下定決心比利體驗微微弓著身體,他死死盯著面前的喪屍犬眼睛,就如同一頭隨時準備撲向獵物的獅子一樣。
“趴下!”就在比利快要按耐不住搶先出手的時候,一聲大喝從左側傳來。比利來不及多想,下意識的便是一個側撲撲向左邊的地面。
“砰砰砰砰砰砰...”連續不斷的槍聲想起,半空中正撲向比利的喪屍犬根本無法閃避,身中數槍後哀嚎了一聲,掉在地上掙扎了幾下後便失去了動靜。
“是空尖彈。”一看喪屍犬身上那可以穿過幾根手指的大洞比利就認出了這是什麽子彈,要是放在平時的是比利也許會感到抵觸,但是這時候的他隻覺得用這種不人道的彈藥對付這些怪物實在是再合適不過了。

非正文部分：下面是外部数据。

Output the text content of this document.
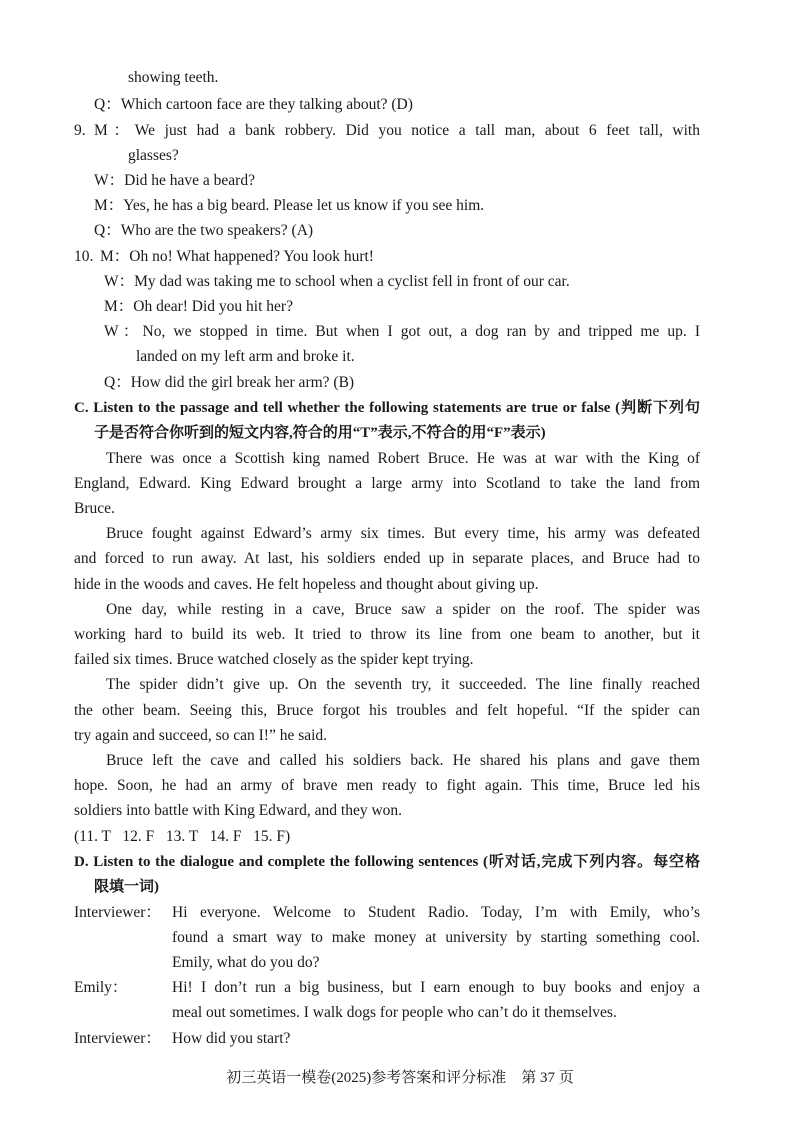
showing teeth.
Q：Which cartoon face are they talking about? (D)
9. M：We just had a bank robbery. Did you notice a tall man, about 6 feet tall, with
glasses?
W：Did he have a beard?
M：Yes, he has a big beard. Please let us know if you see him.
Q：Who are the two speakers? (A)
10. M：Oh no! What happened? You look hurt!
W：My dad was taking me to school when a cyclist fell in front of our car.
M：Oh dear! Did you hit her?
W：No, we stopped in time. But when I got out, a dog ran by and tripped me up. I
landed on my left arm and broke it.
Q：How did the girl break her arm? (B)
C. Listen to the passage and tell whether the following statements are true or false (判断下列句
子是否符合你听到的短文内容,符合的用“T”表示,不符合的用“F”表示)
There was once a Scottish king named Robert Bruce. He was at war with the King of
England, Edward. King Edward brought a large army into Scotland to take the land from
Bruce.
Bruce fought against Edward’s army six times. But every time, his army was defeated
and forced to run away. At last, his soldiers ended up in separate places, and Bruce had to
hide in the woods and caves. He felt hopeless and thought about giving up.
One day, while resting in a cave, Bruce saw a spider on the roof. The spider was
working hard to build its web. It tried to throw its line from one beam to another, but it
failed six times. Bruce watched closely as the spider kept trying.
The spider didn’t give up. On the seventh try, it succeeded. The line finally reached
the other beam. Seeing this, Bruce forgot his troubles and felt hopeful. “If the spider can
try again and succeed, so can I!” he said.
Bruce left the cave and called his soldiers back. He shared his plans and gave them
hope. Soon, he had an army of brave men ready to fight again. This time, Bruce led his
soldiers into battle with King Edward, and they won.
(11. T   12. F   13. T   14. F   15. F)
D. Listen to the dialogue and complete the following sentences (听对话,完成下列内容。每空格
限填一词)
Interviewer： Hi everyone. Welcome to Student Radio. Today, I’m with Emily, who’s
found a smart way to make money at university by starting something cool.
Emily, what do you do?
Emily：	Hi! I don’t run a big business, but I earn enough to buy books and enjoy a
meal out sometimes. I walk dogs for people who can’t do it themselves.
Interviewer： How did you start?
初三英语一模卷(2025)参考答案和评分标准　第 37 页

“你還好嗎夥計?”開槍的男子快步走到比利身邊,一邊端著槍警戒一邊小聲問道。
“我還好,夥計。”比利捏了捏被手銬磨得生疼的手腕,扭頭看向身邊這個黑發黃皮膚帶著一身亂七八糟裝備的中國人,“我是比利,這次真是多謝你了。”
“我叫嚴速,比利,很想見到你,你這真是一個好名字。”嚴速笑著對比利豎了一個大拇指,不知道是不是比利的錯覺,他隻覺得這個叫嚴速的中國人在叫自己名字的時候好像包♂含了一些特殊的含♂義。